Researcher(s)
- Victoria McKeown, Biomedical Engineering, University of Delaware
Faculty Mentor(s)
- Jason Gleghorn, Biomedical Engineering, University of Delaware
Abstract
Modeling Flow-Induced Deformation of Hydrogel Stromal Compartment in a Microphysiological Device
Victoria McKeown, Filipa Ribeiro, Katherine M. Nelson, Jason P. Gleghorn
Organ-on-a-chip (OoC) platforms aim to replicate complex physiological environments more accurately than traditional 2D culture models, but many lack a stromal compartment, an essential component in many tissues. Stromal architecture and extracellular matrix (ECM) mechanics critically influence cell function, including shape, signaling, and communication. Our lab developed an OoC device with an integrated ECM-based stromal layer, and to better understand how perfusion-based forces deform this region, we created a finite element model using FEBio Studio 2.8.1. The model simulates a collagen hydrogel (15.5 × 0.5 × 3.0 mm) embedded in the OoC and subjected to vertical perfusion with a top surface pressure of 0.4 kPa and a bottom pressure of 0.2 kPa. Biphasic material properties were applied using a coupled Mooney-Rivlin model, varying the stiffness (c1) and nonlinear response (c2) parameters.
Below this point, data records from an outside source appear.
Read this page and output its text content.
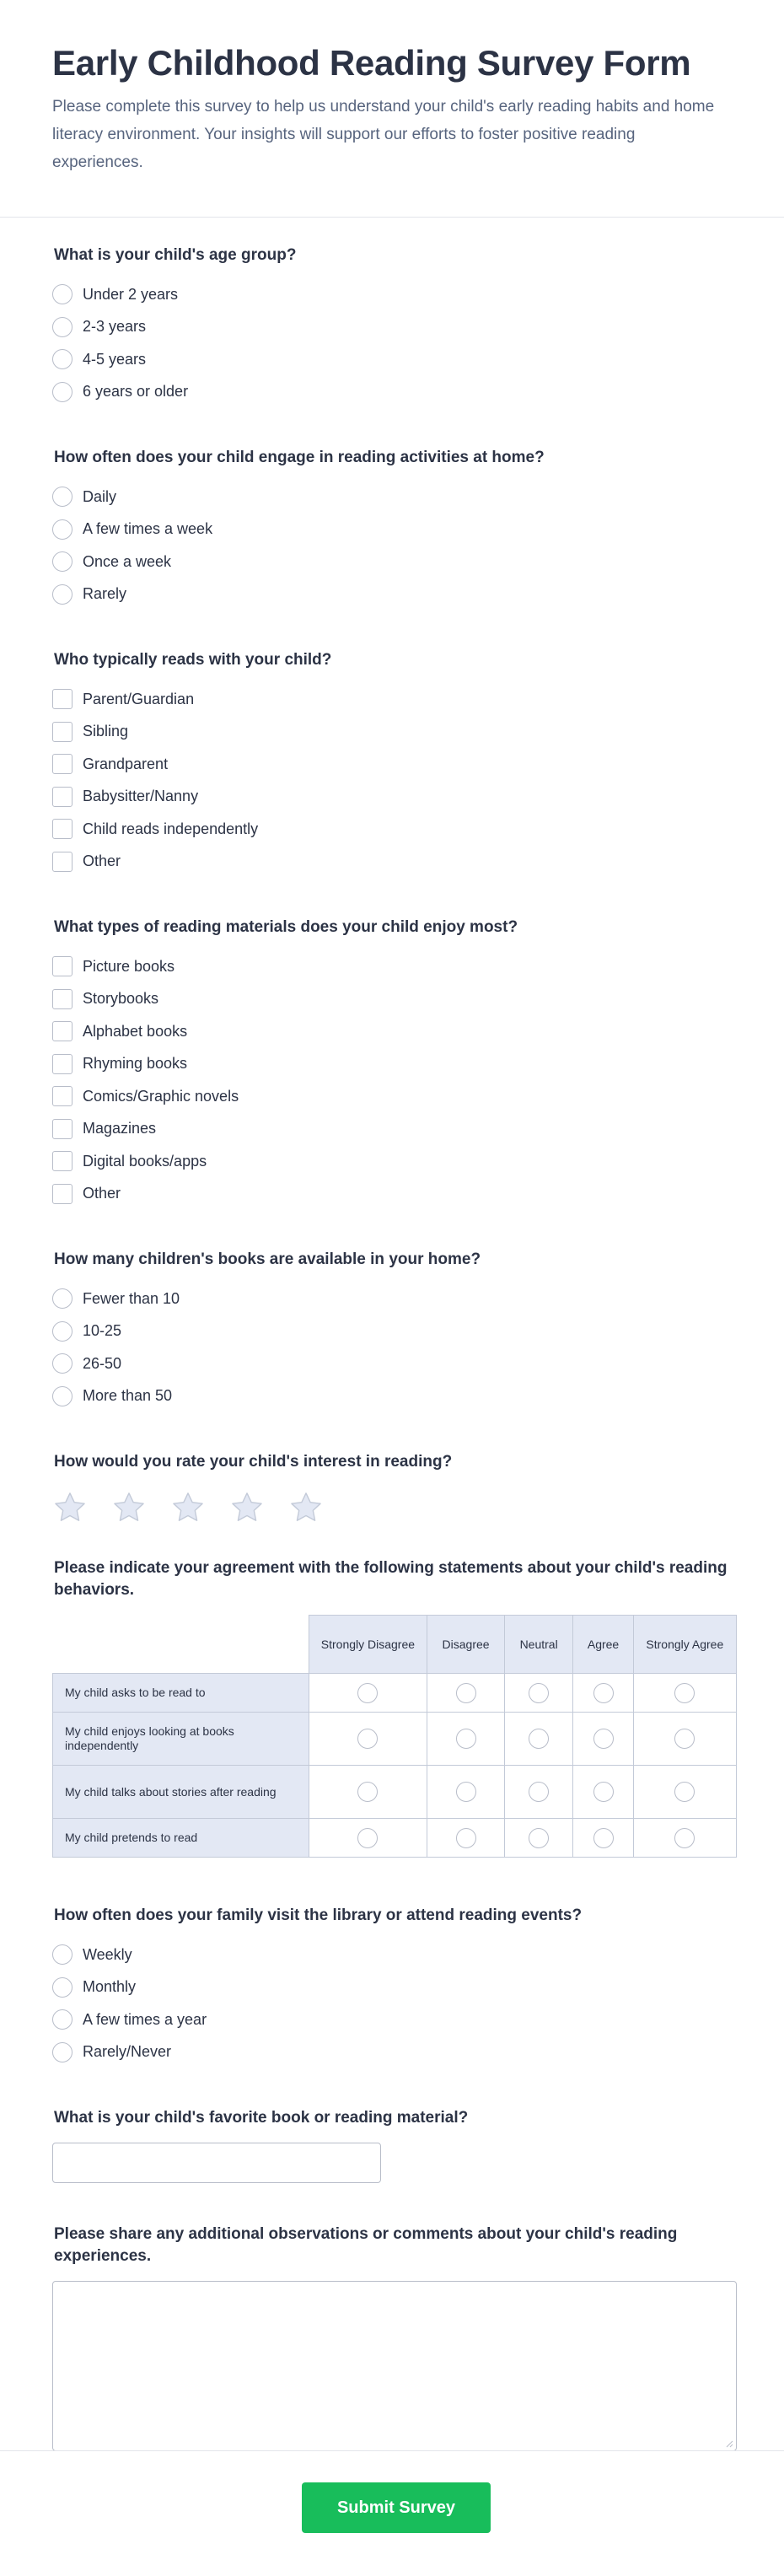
Early Childhood Reading Survey Form

Please complete this survey to help us understand your child's early reading habits and home literacy environment. Your insights will support our efforts to foster positive reading experiences.

What is your child's age group?
Under 2 years
2-3 years
4-5 years
6 years or older
How often does your child engage in reading activities at home?
Daily
A few times a week
Once a week
Rarely
Who typically reads with your child?
Parent/Guardian
Sibling
Grandparent
Babysitter/Nanny
Child reads independently
Other
What types of reading materials does your child enjoy most?
Picture books
Storybooks
Alphabet books
Rhyming books
Comics/Graphic novels
Magazines
Digital books/apps
Other
How many children's books are available in your home?
Fewer than 10
10-25
26-50
More than 50
How would you rate your child's interest in reading?
Please indicate your agreement with the following statements about your child's reading behaviors.
	Strongly Disagree	Disagree	Neutral	Agree	Strongly Agree
My child asks to be read to					
My child enjoys looking at books independently					
My child talks about stories after reading					
My child pretends to read					
How often does your family visit the library or attend reading events?
Weekly
Monthly
A few times a year
Rarely/Never
What is your child's favorite book or reading material?
Please share any additional observations or comments about your child's reading experiences.
Submit Survey
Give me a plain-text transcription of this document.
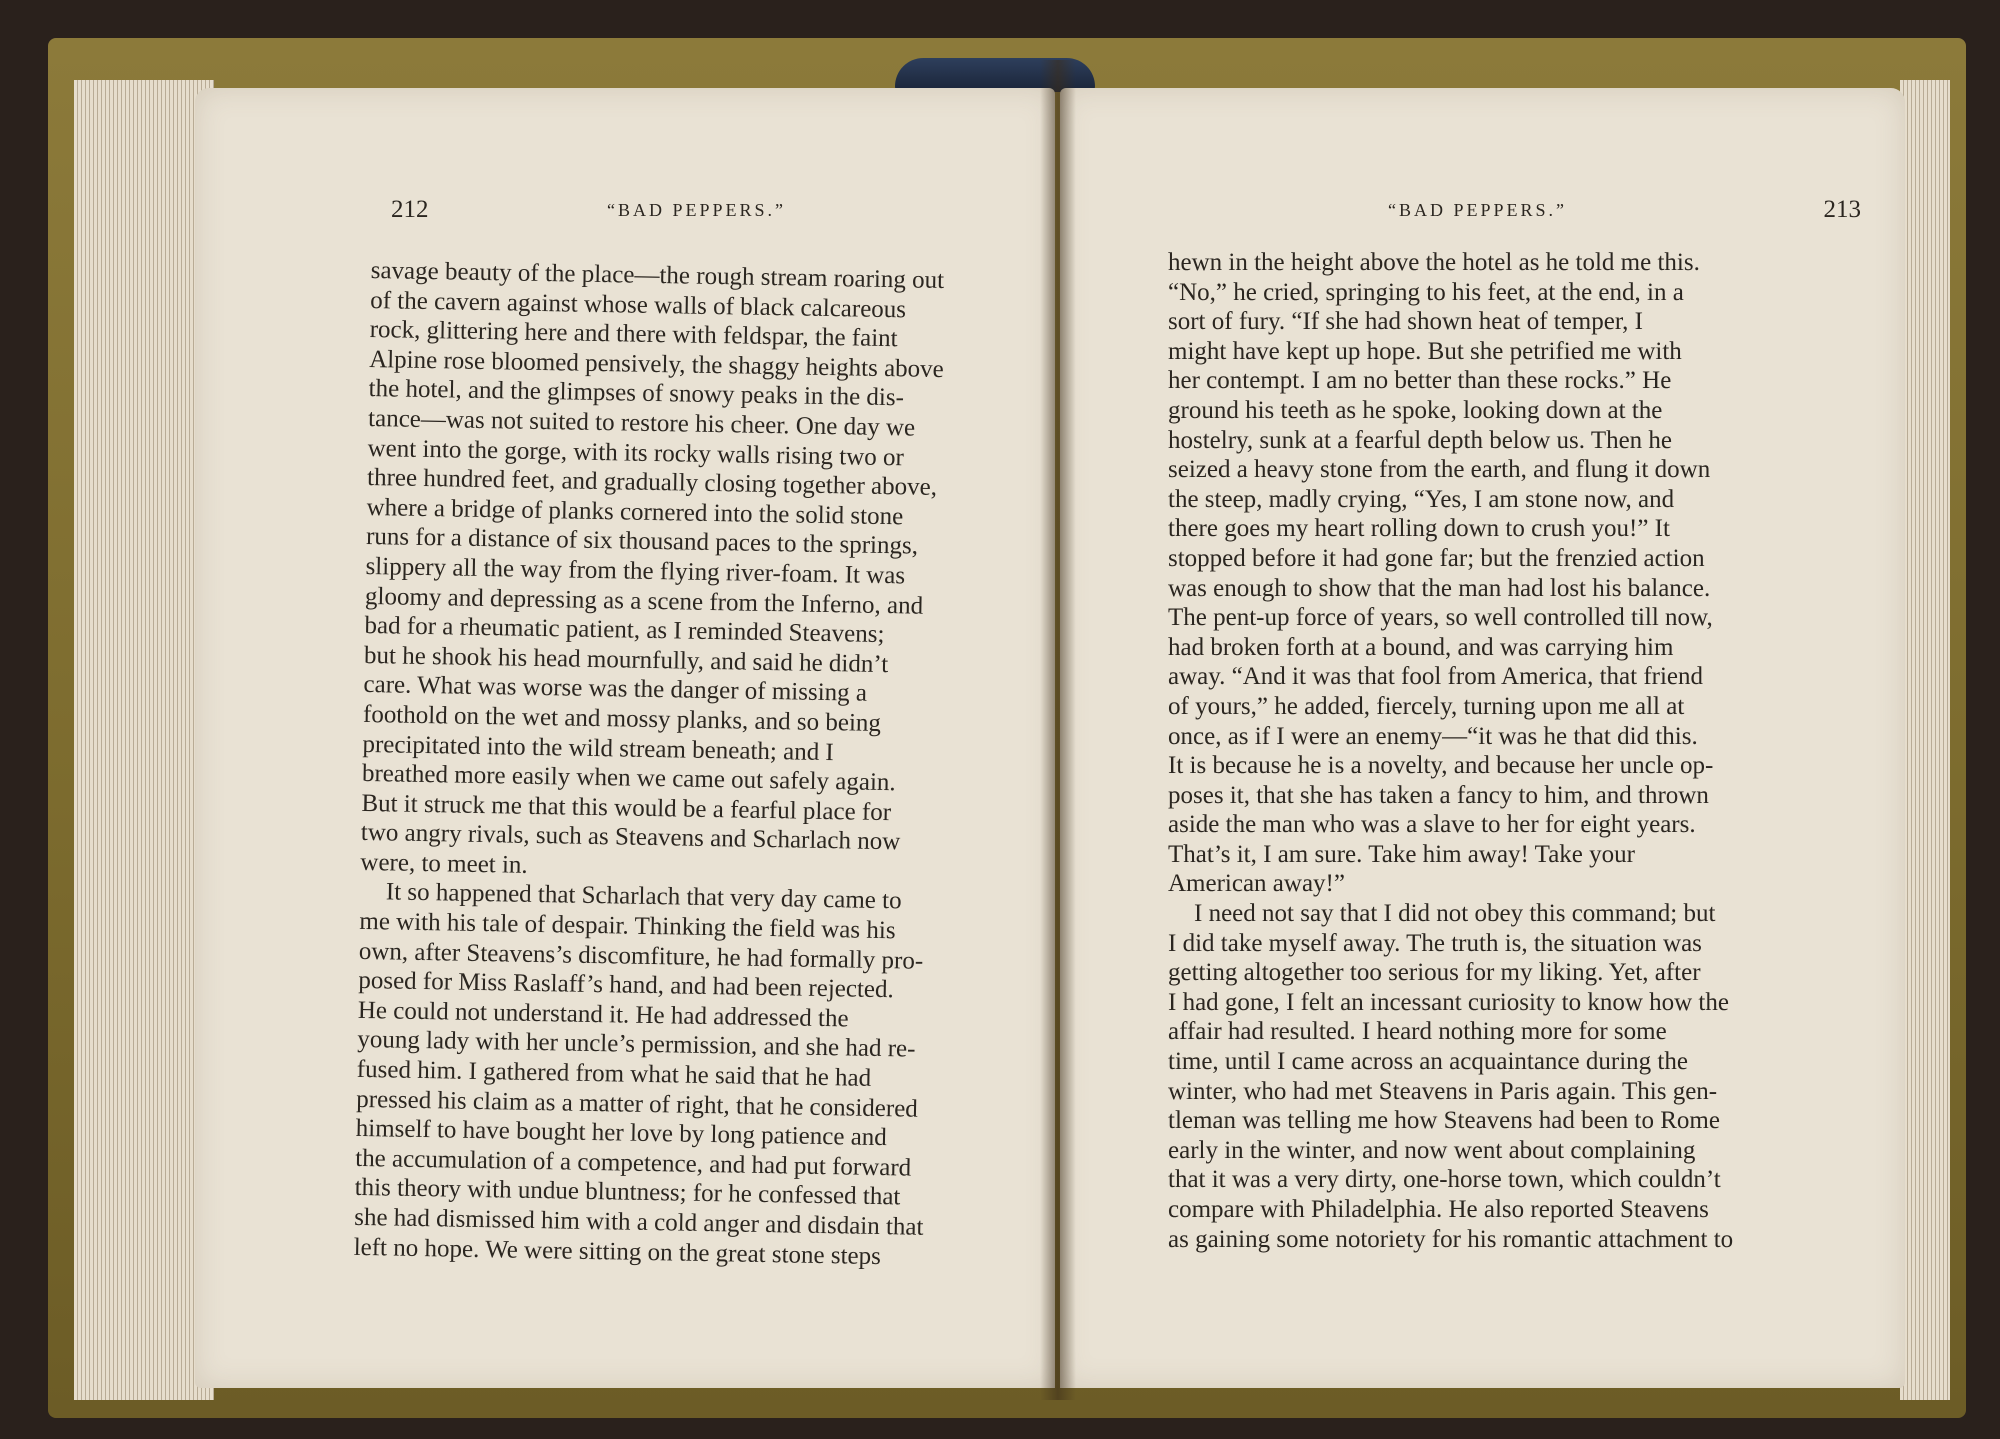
212	“BAD PEPPERS.”
savage beauty of the place—the rough stream roaring out
of the cavern against whose walls of black calcareous
rock, glittering here and there with feldspar, the faint
Alpine rose bloomed pensively, the shaggy heights above
the hotel, and the glimpses of snowy peaks in the dis-
tance—was not suited to restore his cheer. One day we
went into the gorge, with its rocky walls rising two or
three hundred feet, and gradually closing together above,
where a bridge of planks cornered into the solid stone
runs for a distance of six thousand paces to the springs,
slippery all the way from the flying river-foam. It was
gloomy and depressing as a scene from the Inferno, and
bad for a rheumatic patient, as I reminded Steavens;
but he shook his head mournfully, and said he didn’t
care. What was worse was the danger of missing a
foothold on the wet and mossy planks, and so being
precipitated into the wild stream beneath; and I
breathed more easily when we came out safely again.
But it struck me that this would be a fearful place for
two angry rivals, such as Steavens and Scharlach now
were, to meet in.
It so happened that Scharlach that very day came to
me with his tale of despair. Thinking the field was his
own, after Steavens’s discomfiture, he had formally pro-
posed for Miss Raslaff’s hand, and had been rejected.
He could not understand it. He had addressed the
young lady with her uncle’s permission, and she had re-
fused him. I gathered from what he said that he had
pressed his claim as a matter of right, that he considered
himself to have bought her love by long patience and
the accumulation of a competence, and had put forward
this theory with undue bluntness; for he confessed that
she had dismissed him with a cold anger and disdain that
left no hope. We were sitting on the great stone steps
213
“BAD PEPPERS.”
hewn in the height above the hotel as he told me this.
“No,” he cried, springing to his feet, at the end, in a
sort of fury. “If she had shown heat of temper, I
might have kept up hope. But she petrified me with
her contempt. I am no better than these rocks.” He
ground his teeth as he spoke, looking down at the
hostelry, sunk at a fearful depth below us. Then he
seized a heavy stone from the earth, and flung it down
the steep, madly crying, “Yes, I am stone now, and
there goes my heart rolling down to crush you!” It
stopped before it had gone far; but the frenzied action
was enough to show that the man had lost his balance.
The pent-up force of years, so well controlled till now,
had broken forth at a bound, and was carrying him
away. “And it was that fool from America, that friend
of yours,” he added, fiercely, turning upon me all at
once, as if I were an enemy—“it was he that did this.
It is because he is a novelty, and because her uncle op-
poses it, that she has taken a fancy to him, and thrown
aside the man who was a slave to her for eight years.
That’s it, I am sure. Take him away! Take your
American away!”
I need not say that I did not obey this command; but
I did take myself away. The truth is, the situation was
getting altogether too serious for my liking. Yet, after
I had gone, I felt an incessant curiosity to know how the
affair had resulted. I heard nothing more for some
time, until I came across an acquaintance during the
winter, who had met Steavens in Paris again. This gen-
tleman was telling me how Steavens had been to Rome
early in the winter, and now went about complaining
that it was a very dirty, one-horse town, which couldn’t
compare with Philadelphia. He also reported Steavens
as gaining some notoriety for his romantic attachment to
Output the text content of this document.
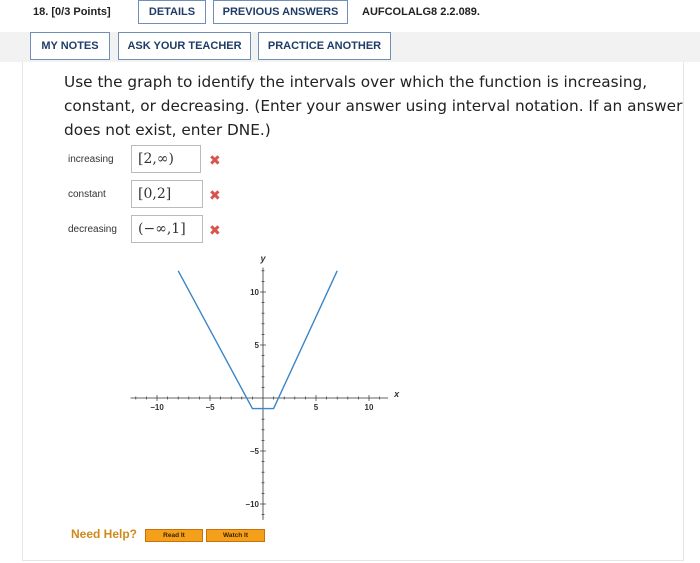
18. [0/3 Points]	DETAILS	PREVIOUS ANSWERS	AUFCOLALG8 2.2.089.
MY NOTES	ASK YOUR TEACHER	PRACTICE ANOTHER
Use the graph to identify the intervals over which the function is increasing, constant, or decreasing. (Enter your answer using interval notation. If an answer does not exist, enter DNE.)
increasing	[2,∞)	✖
constant	[0,2]	✖
decreasing	(−∞,1]	✖
−10	−5	5	10
10
5
−5
−10
x
y
Need Help?	Read It	Watch It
Boundary conditions fixed the hydrogel at the sides, and meshing was performed using Hex8 elements. We tested four collagen formulations (A–D) and quantified z-direction displacement after 50 time steps to assess deformation under fluid flow. Simulations showed predictable deformation of the hydrogel toward the lower pressure region, with equilibrium displacement decreasing with increased stiffness: from −0.0691 mm (A) to −0.0254 mm (D). These results validate the model’s ability to predict biomechanical responses to perfusion. Ongoing work involves validating simulations with rheological testing and imaging of collagen hydrogels in the actual OoC device under flow, using embedded fluorescent beads to track displacement. This work provides a digital framework for understanding ECM deformation in microphysiological systems, offering predictive capabilities that enhance OoC design, reduce experimental burden, and enable more tunable, physiologically relevant in vitro models.